SimDiff: Depth Pruning via Similarity and Difference
Summary: arXiv:2604.19520v1 Announce Type: new
Abstract: Depth pruning improves the deployment efficiency of large language models (LLMs) by identifying and removing redundant layers. A widely accepted standard for this identification process is to measure the similarity between layers using cosine distance. However, we find that methods relying solely on this one-dimensional heuristic can exhibit unpredictable performance and even catastrophic collapse across different architectures. To address this issue, we propose SimDiff, a novel layer importance criterion that jointly evaluates layers from two orthogonal perspectives: representational similarity and transformation difference.
Introduction to SimDiff
As the demand for efficient deployment of large language models (LLMs) continues to grow, depth pruning has emerged as a critical technique. Traditional methods often depend on cosine distance to gauge layer similarity, but this approach can lead to unreliable outcomes. SimDiff distinguishes itself by introducing a dual-perspective evaluation method that assesses both representational similarity and transformation differences.
Key Metrics in SimDiff
The innovation of SimDiff lies in its use of two distinct metrics that offer a nuanced understanding of layer importance:
- MSSD (Mean Squared Standard Deviation): This metric is sensitive to outliers and is effective in identifying layers that make decisive corrections, ensuring that critical transformations within the model are preserved.

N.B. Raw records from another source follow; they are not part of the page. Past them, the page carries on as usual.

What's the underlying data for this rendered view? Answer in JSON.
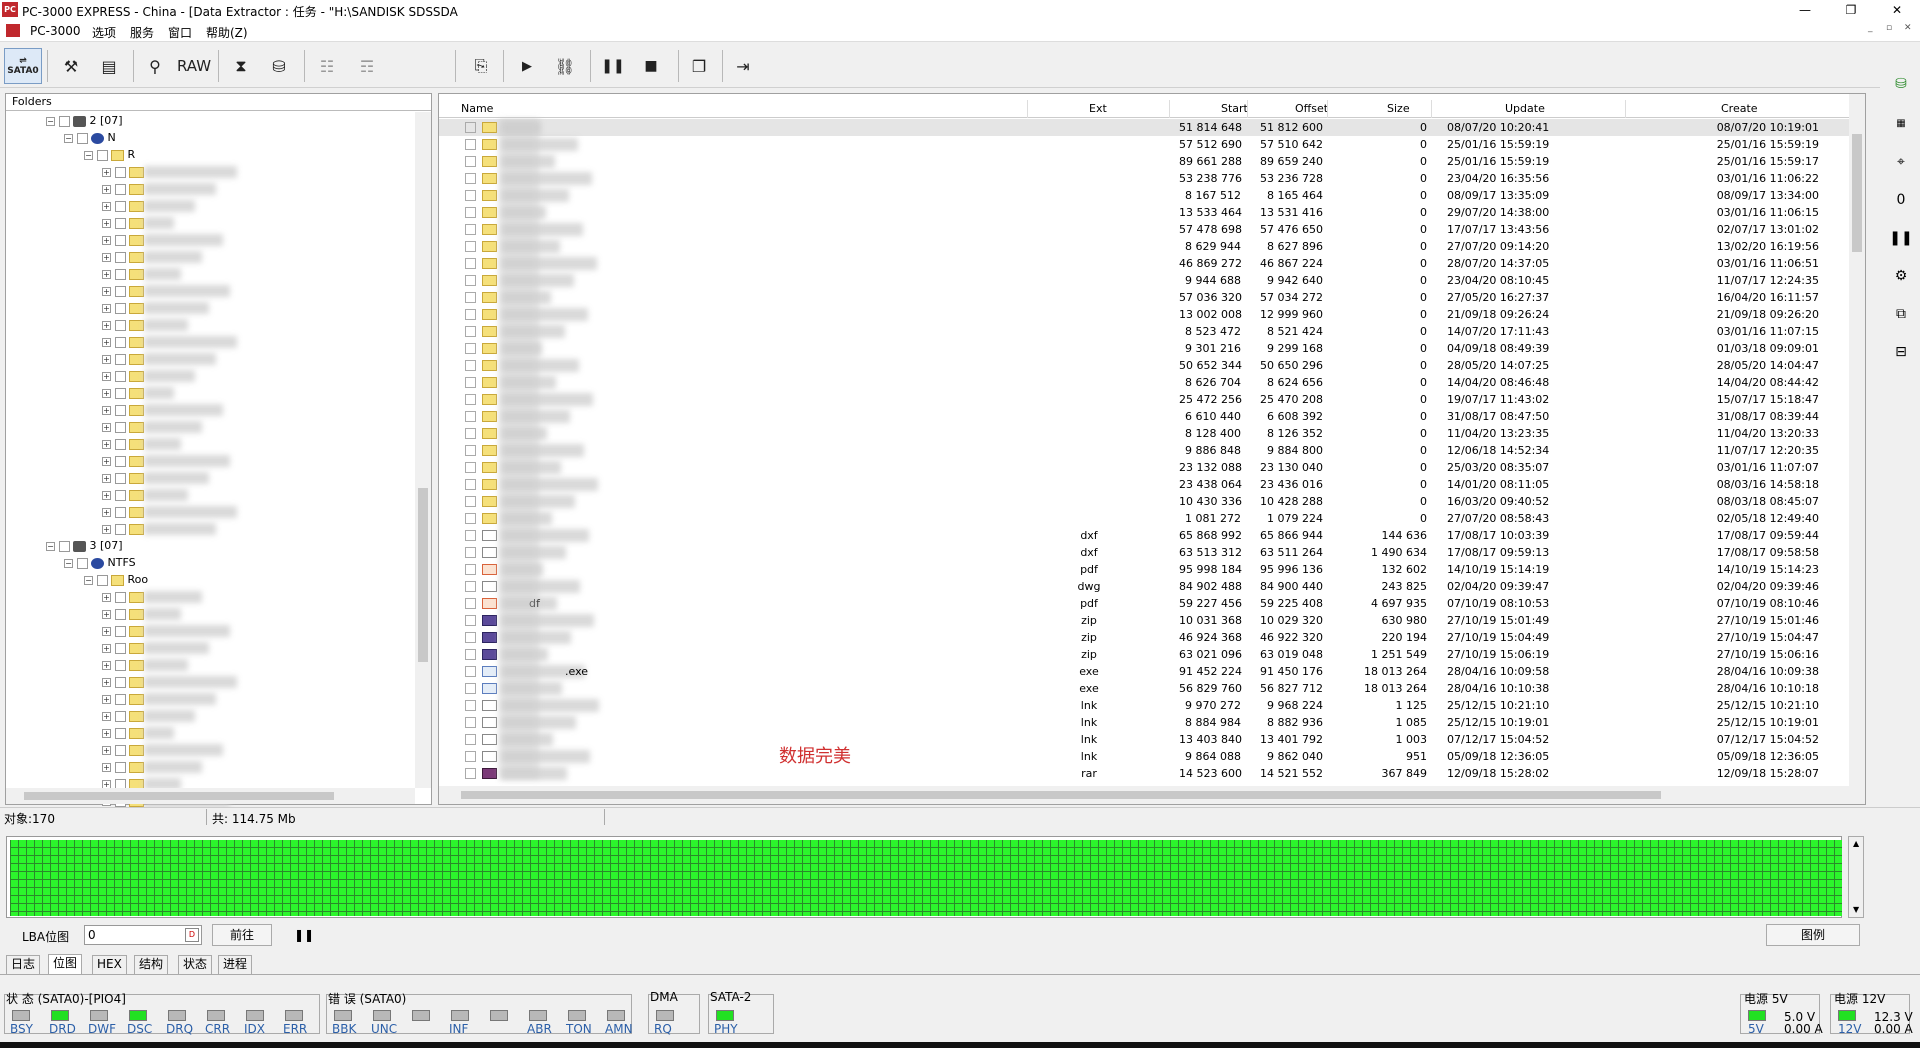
{
  "window": {
    "title": "PC-3000 EXPRESS - China - [Data Extractor : 任务 - \"H:\\SANDISK SDSSDA",
    "app_icon": "PC",
    "buttons": [
      "—",
      "❐",
      "✕"
    ]
  },
  "menu": {
    "items": [
      "PC-3000",
      "选项",
      "服务",
      "窗口",
      "帮助(Z)"
    ],
    "mdi_buttons": [
      "_",
      "▫",
      "✕"
    ]
  },
  "toolbar": {
    "sata_label": "SATA0",
    "raw_label": "RAW"
  },
  "left": {
    "header": "Folders",
    "nodes": [
      {
        "label": "2 [07]"
      },
      {
        "label": "N"
      },
      {
        "label": "R"
      },
      {
        "label": "3 [07]"
      },
      {
        "label": "NTFS"
      },
      {
        "label": "Roo"
      }
    ]
  },
  "table": {
    "columns": [
      "Name",
      "Ext",
      "Start",
      "Offset",
      "Size",
      "Update",
      "Create"
    ],
    "rows": [
      {
        "ext": "",
        "start": "51 814 648",
        "offset": "51 812 600",
        "size": "0",
        "update": "08/07/20 10:20:41",
        "create": "08/07/20 10:19:01",
        "icon": "folder"
      },
      {
        "ext": "",
        "start": "57 512 690",
        "offset": "57 510 642",
        "size": "0",
        "update": "25/01/16 15:59:19",
        "create": "25/01/16 15:59:19",
        "icon": "folder"
      },
      {
        "ext": "",
        "start": "89 661 288",
        "offset": "89 659 240",
        "size": "0",
        "update": "25/01/16 15:59:19",
        "create": "25/01/16 15:59:17",
        "icon": "folder"
      },
      {
        "ext": "",
        "start": "53 238 776",
        "offset": "53 236 728",
        "size": "0",
        "update": "23/04/20 16:35:56",
        "create": "03/01/16 11:06:22",
        "icon": "folder"
      },
      {
        "ext": "",
        "start": "8 167 512",
        "offset": "8 165 464",
        "size": "0",
        "update": "08/09/17 13:35:09",
        "create": "08/09/17 13:34:00",
        "icon": "folder"
      },
      {
        "ext": "",
        "start": "13 533 464",
        "offset": "13 531 416",
        "size": "0",
        "update": "29/07/20 14:38:00",
        "create": "03/01/16 11:06:15",
        "icon": "folder"
      },
      {
        "ext": "",
        "start": "57 478 698",
        "offset": "57 476 650",
        "size": "0",
        "update": "17/07/17 13:43:56",
        "create": "02/07/17 13:01:02",
        "icon": "folder"
      },
      {
        "ext": "",
        "start": "8 629 944",
        "offset": "8 627 896",
        "size": "0",
        "update": "27/07/20 09:14:20",
        "create": "13/02/20 16:19:56",
        "icon": "folder"
      },
      {
        "ext": "",
        "start": "46 869 272",
        "offset": "46 867 224",
        "size": "0",
        "update": "28/07/20 14:37:05",
        "create": "03/01/16 11:06:51",
        "icon": "folder"
      },
      {
        "ext": "",
        "start": "9 944 688",
        "offset": "9 942 640",
        "size": "0",
        "update": "23/04/20 08:10:45",
        "create": "11/07/17 12:24:35",
        "icon": "folder"
      },
      {
        "ext": "",
        "start": "57 036 320",
        "offset": "57 034 272",
        "size": "0",
        "update": "27/05/20 16:27:37",
        "create": "16/04/20 16:11:57",
        "icon": "folder"
      },
      {
        "ext": "",
        "start": "13 002 008",
        "offset": "12 999 960",
        "size": "0",
        "update": "21/09/18 09:26:24",
        "create": "21/09/18 09:26:20",
        "icon": "folder"
      },
      {
        "ext": "",
        "start": "8 523 472",
        "offset": "8 521 424",
        "size": "0",
        "update": "14/07/20 17:11:43",
        "create": "03/01/16 11:07:15",
        "icon": "folder"
      },
      {
        "ext": "",
        "start": "9 301 216",
        "offset": "9 299 168",
        "size": "0",
        "update": "04/09/18 08:49:39",
        "create": "01/03/18 09:09:01",
        "icon": "folder"
      },
      {
        "ext": "",
        "start": "50 652 344",
        "offset": "50 650 296",
        "size": "0",
        "update": "28/05/20 14:07:25",
        "create": "28/05/20 14:04:47",
        "icon": "folder"
      },
      {
        "ext": "",
        "start": "8 626 704",
        "offset": "8 624 656",
        "size": "0",
        "update": "14/04/20 08:46:48",
        "create": "14/04/20 08:44:42",
        "icon": "folder"
      },
      {
        "ext": "",
        "start": "25 472 256",
        "offset": "25 470 208",
        "size": "0",
        "update": "19/07/17 11:43:02",
        "create": "15/07/17 15:18:47",
        "icon": "folder"
      },
      {
        "ext": "",
        "start": "6 610 440",
        "offset": "6 608 392",
        "size": "0",
        "update": "31/08/17 08:47:50",
        "create": "31/08/17 08:39:44",
        "icon": "folder"
      },
      {
        "ext": "",
        "start": "8 128 400",
        "offset": "8 126 352",
        "size": "0",
        "update": "11/04/20 13:23:35",
        "create": "11/04/20 13:20:33",
        "icon": "folder"
      },
      {
        "ext": "",
        "start": "9 886 848",
        "offset": "9 884 800",
        "size": "0",
        "update": "12/06/18 14:52:34",
        "create": "11/07/17 12:20:35",
        "icon": "folder"
      },
      {
        "ext": "",
        "start": "23 132 088",
        "offset": "23 130 040",
        "size": "0",
        "update": "25/03/20 08:35:07",
        "create": "03/01/16 11:07:07",
        "icon": "folder"
      },
      {
        "ext": "",
        "start": "23 438 064",
        "offset": "23 436 016",
        "size": "0",
        "update": "14/01/20 08:11:05",
        "create": "08/03/16 14:58:18",
        "icon": "folder"
      },
      {
        "ext": "",
        "start": "10 430 336",
        "offset": "10 428 288",
        "size": "0",
        "update": "16/03/20 09:40:52",
        "create": "08/03/18 08:45:07",
        "icon": "folder"
      },
      {
        "ext": "",
        "start": "1 081 272",
        "offset": "1 079 224",
        "size": "0",
        "update": "27/07/20 08:58:43",
        "create": "02/05/18 12:49:40",
        "icon": "folder"
      },
      {
        "ext": "dxf",
        "start": "65 868 992",
        "offset": "65 866 944",
        "size": "144 636",
        "update": "17/08/17 10:03:39",
        "create": "17/08/17 09:59:44",
        "icon": "doc"
      },
      {
        "ext": "dxf",
        "start": "63 513 312",
        "offset": "63 511 264",
        "size": "1 490 634",
        "update": "17/08/17 09:59:13",
        "create": "17/08/17 09:58:58",
        "icon": "doc"
      },
      {
        "ext": "pdf",
        "start": "95 998 184",
        "offset": "95 996 136",
        "size": "132 602",
        "update": "14/10/19 15:14:19",
        "create": "14/10/19 15:14:23",
        "icon": "pdf"
      },
      {
        "ext": "dwg",
        "start": "84 902 488",
        "offset": "84 900 440",
        "size": "243 825",
        "update": "02/04/20 09:39:47",
        "create": "02/04/20 09:39:46",
        "icon": "doc"
      },
      {
        "ext": "pdf",
        "start": "59 227 456",
        "offset": "59 225 408",
        "size": "4 697 935",
        "update": "07/10/19 08:10:53",
        "create": "07/10/19 08:10:46",
        "icon": "pdf"
      },
      {
        "ext": "zip",
        "start": "10 031 368",
        "offset": "10 029 320",
        "size": "630 980",
        "update": "27/10/19 15:01:49",
        "create": "27/10/19 15:01:46",
        "icon": "zip"
      },
      {
        "ext": "zip",
        "start": "46 924 368",
        "offset": "46 922 320",
        "size": "220 194",
        "update": "27/10/19 15:04:49",
        "create": "27/10/19 15:04:47",
        "icon": "zip"
      },
      {
        "ext": "zip",
        "start": "63 021 096",
        "offset": "63 019 048",
        "size": "1 251 549",
        "update": "27/10/19 15:06:19",
        "create": "27/10/19 15:06:16",
        "icon": "zip"
      },
      {
        "ext": "exe",
        "start": "91 452 224",
        "offset": "91 450 176",
        "size": "18 013 264",
        "update": "28/04/16 10:09:58",
        "create": "28/04/16 10:09:38",
        "icon": "exe"
      },
      {
        "ext": "exe",
        "start": "56 829 760",
        "offset": "56 827 712",
        "size": "18 013 264",
        "update": "28/04/16 10:10:38",
        "create": "28/04/16 10:10:18",
        "icon": "exe"
      },
      {
        "ext": "lnk",
        "start": "9 970 272",
        "offset": "9 968 224",
        "size": "1 125",
        "update": "25/12/15 10:21:10",
        "create": "25/12/15 10:21:10",
        "icon": "doc"
      },
      {
        "ext": "lnk",
        "start": "8 884 984",
        "offset": "8 882 936",
        "size": "1 085",
        "update": "25/12/15 10:19:01",
        "create": "25/12/15 10:19:01",
        "icon": "doc"
      },
      {
        "ext": "lnk",
        "start": "13 403 840",
        "offset": "13 401 792",
        "size": "1 003",
        "update": "07/12/17 15:04:52",
        "create": "07/12/17 15:04:52",
        "icon": "doc"
      },
      {
        "ext": "lnk",
        "start": "9 864 088",
        "offset": "9 862 040",
        "size": "951",
        "update": "05/09/18 12:36:05",
        "create": "05/09/18 12:36:05",
        "icon": "doc"
      },
      {
        "ext": "rar",
        "start": "14 523 600",
        "offset": "14 521 552",
        "size": "367 849",
        "update": "12/09/18 15:28:02",
        "create": "12/09/18 15:28:07",
        "icon": "rar"
      }
    ],
    "name_fragments": [
      ".exe",
      "df"
    ],
    "watermark": "数据完美"
  },
  "status": {
    "objects": "对象:170",
    "total": "共:  114.75 Mb"
  },
  "lba": {
    "label": "LBA位图",
    "value": "0",
    "go": "前往",
    "legend": "图例"
  },
  "tabs": [
    "日志",
    "位图",
    "HEX",
    "结构",
    "状态",
    "进程"
  ],
  "indicators": {
    "state_title": "状 态 (SATA0)-[PIO4]",
    "state": [
      {
        "n": "BSY",
        "on": false
      },
      {
        "n": "DRD",
        "on": true
      },
      {
        "n": "DWF",
        "on": false
      },
      {
        "n": "DSC",
        "on": true
      },
      {
        "n": "DRQ",
        "on": false
      },
      {
        "n": "CRR",
        "on": false
      },
      {
        "n": "IDX",
        "on": false
      },
      {
        "n": "ERR",
        "on": false
      }
    ],
    "error_title": "错 误 (SATA0)",
    "error": [
      {
        "n": "BBK",
        "on": false
      },
      {
        "n": "UNC",
        "on": false
      },
      {
        "n": "",
        "on": false
      },
      {
        "n": "INF",
        "on": false
      },
      {
        "n": "",
        "on": false
      },
      {
        "n": "ABR",
        "on": false
      },
      {
        "n": "TON",
        "on": false
      },
      {
        "n": "AMN",
        "on": false
      }
    ],
    "dma_title": "DMA",
    "dma": [
      {
        "n": "RQ",
        "on": false
      }
    ],
    "sata2_title": "SATA-2",
    "sata2": [
      {
        "n": "PHY",
        "on": true
      }
    ],
    "power5": {
      "title": "电源 5V",
      "led": "5V",
      "v": "5.0 V",
      "a": "0.00 A"
    },
    "power12": {
      "title": "电源 12V",
      "led": "12V",
      "v": "12.3 V",
      "a": "0.00 A"
    }
  }
}
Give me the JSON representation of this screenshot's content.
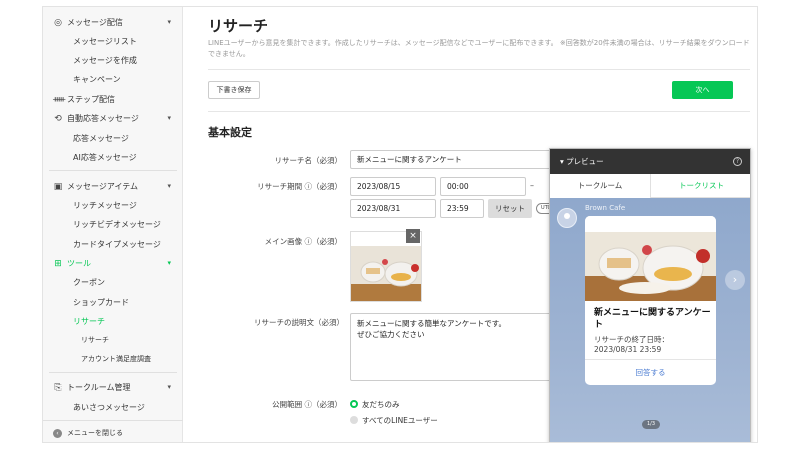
{
  "sidebar": {
    "items": [
      {
        "label": "メッセージ配信",
        "icon": "broadcast-icon",
        "chevron": "▾",
        "level": 0
      },
      {
        "label": "メッセージリスト",
        "level": 1
      },
      {
        "label": "メッセージを作成",
        "level": 1
      },
      {
        "label": "キャンペーン",
        "level": 1
      },
      {
        "label": "ステップ配信",
        "icon": "step-icon",
        "level": 0
      },
      {
        "label": "自動応答メッセージ",
        "icon": "auto-reply-icon",
        "chevron": "▾",
        "level": 0
      },
      {
        "label": "応答メッセージ",
        "level": 1
      },
      {
        "label": "AI応答メッセージ",
        "level": 1
      },
      {
        "label": "メッセージアイテム",
        "icon": "message-item-icon",
        "chevron": "▾",
        "level": 0
      },
      {
        "label": "リッチメッセージ",
        "level": 1
      },
      {
        "label": "リッチビデオメッセージ",
        "level": 1
      },
      {
        "label": "カードタイプメッセージ",
        "level": 1
      },
      {
        "label": "ツール",
        "icon": "tools-icon",
        "chevron": "▾",
        "level": 0,
        "active": true
      },
      {
        "label": "クーポン",
        "level": 1
      },
      {
        "label": "ショップカード",
        "level": 1
      },
      {
        "label": "リサーチ",
        "level": 1,
        "active": true
      },
      {
        "label": "リサーチ",
        "level": 2
      },
      {
        "label": "アカウント満足度調査",
        "level": 2
      },
      {
        "label": "トークルーム管理",
        "icon": "talkroom-icon",
        "chevron": "▾",
        "level": 0
      },
      {
        "label": "あいさつメッセージ",
        "level": 1
      }
    ],
    "footer_label": "メニューを閉じる"
  },
  "main": {
    "title": "リサーチ",
    "description": "LINEユーザーから意見を集計できます。作成したリサーチは、メッセージ配信などでユーザーに配布できます。 ※回答数が20件未満の場合は、リサーチ結果をダウンロードできません。",
    "draft_button": "下書き保存",
    "next_button": "次へ",
    "section_title": "基本設定",
    "form": {
      "name_label": "リサーチ名（必須）",
      "name_value": "新メニューに関するアンケート",
      "period_label": "リサーチ期間 ⓘ（必須）",
      "start_date": "2023/08/15",
      "start_time": "00:00",
      "period_dash": "–",
      "end_date": "2023/08/31",
      "end_time": "23:59",
      "reset_button": "リセット",
      "tz_badge": "UTC",
      "image_label": "メイン画像 ⓘ（必須）",
      "remove_image": "×",
      "desc_label": "リサーチの説明文（必須）",
      "desc_line1": "新メニューに関する簡単なアンケートです。",
      "desc_line2": "ぜひご協力ください",
      "audience_label": "公開範囲 ⓘ（必須）",
      "audience_options": [
        "友だちのみ",
        "すべてのLINEユーザー"
      ],
      "audience_selected": "友だちのみ"
    }
  },
  "preview": {
    "title": "▾ プレビュー",
    "help": "?",
    "tabs": [
      "トークルーム",
      "トークリスト"
    ],
    "active_tab": "トークルーム",
    "sender": "Brown Cafe",
    "card_title": "新メニューに関するアンケート",
    "card_sub_line1": "リサーチの終了日時：",
    "card_sub_line2": "2023/08/31 23:59",
    "card_button": "回答する",
    "next_arrow": "›",
    "pager": "1/3"
  },
  "colors": {
    "accent": "#06c755",
    "link": "#4a7bd2",
    "preview_header": "#333333"
  }
}
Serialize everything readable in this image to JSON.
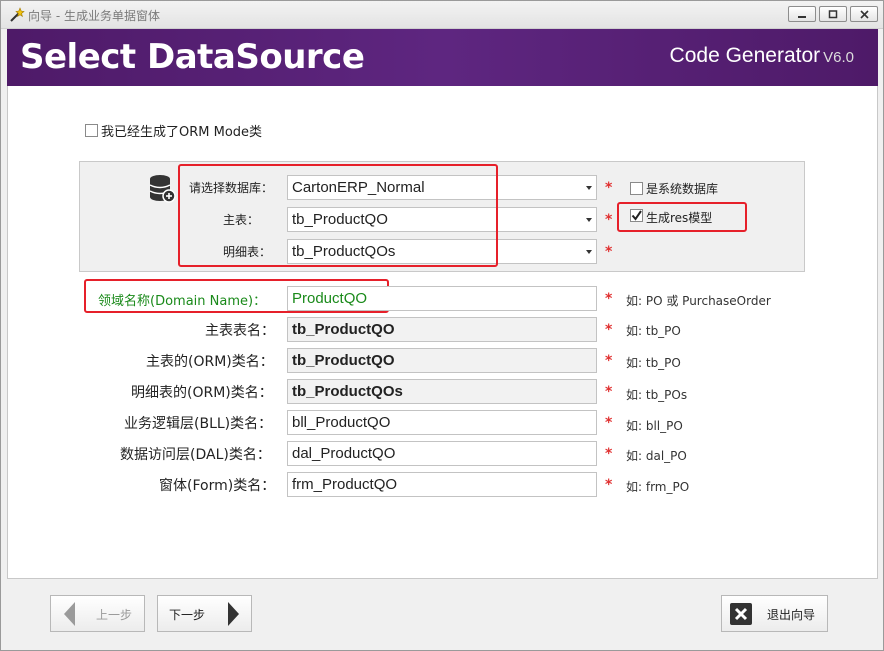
{
  "window": {
    "title": "向导 - 生成业务单据窗体"
  },
  "banner": {
    "title": "Select DataSource",
    "brand": "Code Generator",
    "version": "V6.0"
  },
  "form": {
    "orm_checkbox_label": "我已经生成了ORM Mode类",
    "database_label": "请选择数据库：",
    "database_value": "CartonERP_Normal",
    "main_table_label": "主表：",
    "main_table_value": "tb_ProductQO",
    "detail_table_label": "明细表：",
    "detail_table_value": "tb_ProductQOs",
    "system_db_label": "是系统数据库",
    "gen_res_label": "生成res模型",
    "domain_label": "领域名称(Domain Name)：",
    "domain_value": "ProductQO",
    "domain_hint": "如: PO 或 PurchaseOrder",
    "main_table_name_label": "主表表名：",
    "main_table_name_value": "tb_ProductQO",
    "main_table_name_hint": "如: tb_PO",
    "main_orm_label": "主表的(ORM)类名：",
    "main_orm_value": "tb_ProductQO",
    "main_orm_hint": "如: tb_PO",
    "detail_orm_label": "明细表的(ORM)类名：",
    "detail_orm_value": "tb_ProductQOs",
    "detail_orm_hint": "如: tb_POs",
    "bll_label": "业务逻辑层(BLL)类名：",
    "bll_value": "bll_ProductQO",
    "bll_hint": "如: bll_PO",
    "dal_label": "数据访问层(DAL)类名：",
    "dal_value": "dal_ProductQO",
    "dal_hint": "如: dal_PO",
    "form_label": "窗体(Form)类名：",
    "form_value": "frm_ProductQO",
    "form_hint": "如: frm_PO",
    "required_mark": "*"
  },
  "buttons": {
    "prev": "上一步",
    "next": "下一步",
    "exit": "退出向导"
  },
  "colors": {
    "banner": "#5a2478",
    "highlight": "#e6202a",
    "domain_text": "#1a8a1a"
  }
}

- MASD (Mean Average Standard Deviation): Contrasting with MSSD, MASD provides a robust measurement of a layer’s average contribution, allowing for a more stable evaluation across different architectures.
Experimental Results
Extensive experiments conducted on a range of models from 0.5B to 13B parameters have demonstrated the effectiveness of SimDiff. The results reveal that:
- SimDiff significantly outperforms state-of-the-art baselines across various pruning ratios.
- At a 25% pruning ratio, SimDiff retains over 91% of LLaMA2-7B’s performance, showcasing its efficiency.
- The method achieves up to a 1.49x inference speedup when pruning 12 layers on LLaMA3.1-8B.
Recovery of Pruned Models
An additional advantage of the SimDiff approach is the ability to effectively recover pruned models with minimal fine-tuning. This characteristic is crucial for practitioners looking to maintain model integrity while benefiting from reduced computational overhead.
Conclusion
In conclusion, SimDiff represents a significant advancement in depth pruning methodologies for large language models. By moving beyond traditional similarity measures and incorporating transformation differences, SimDiff offers a more reliable and effective framework for enhancing model efficiency. As the field of artificial intelligence continues to evolve, techniques like SimDiff will likely play a pivotal role in optimizing LLM deployment.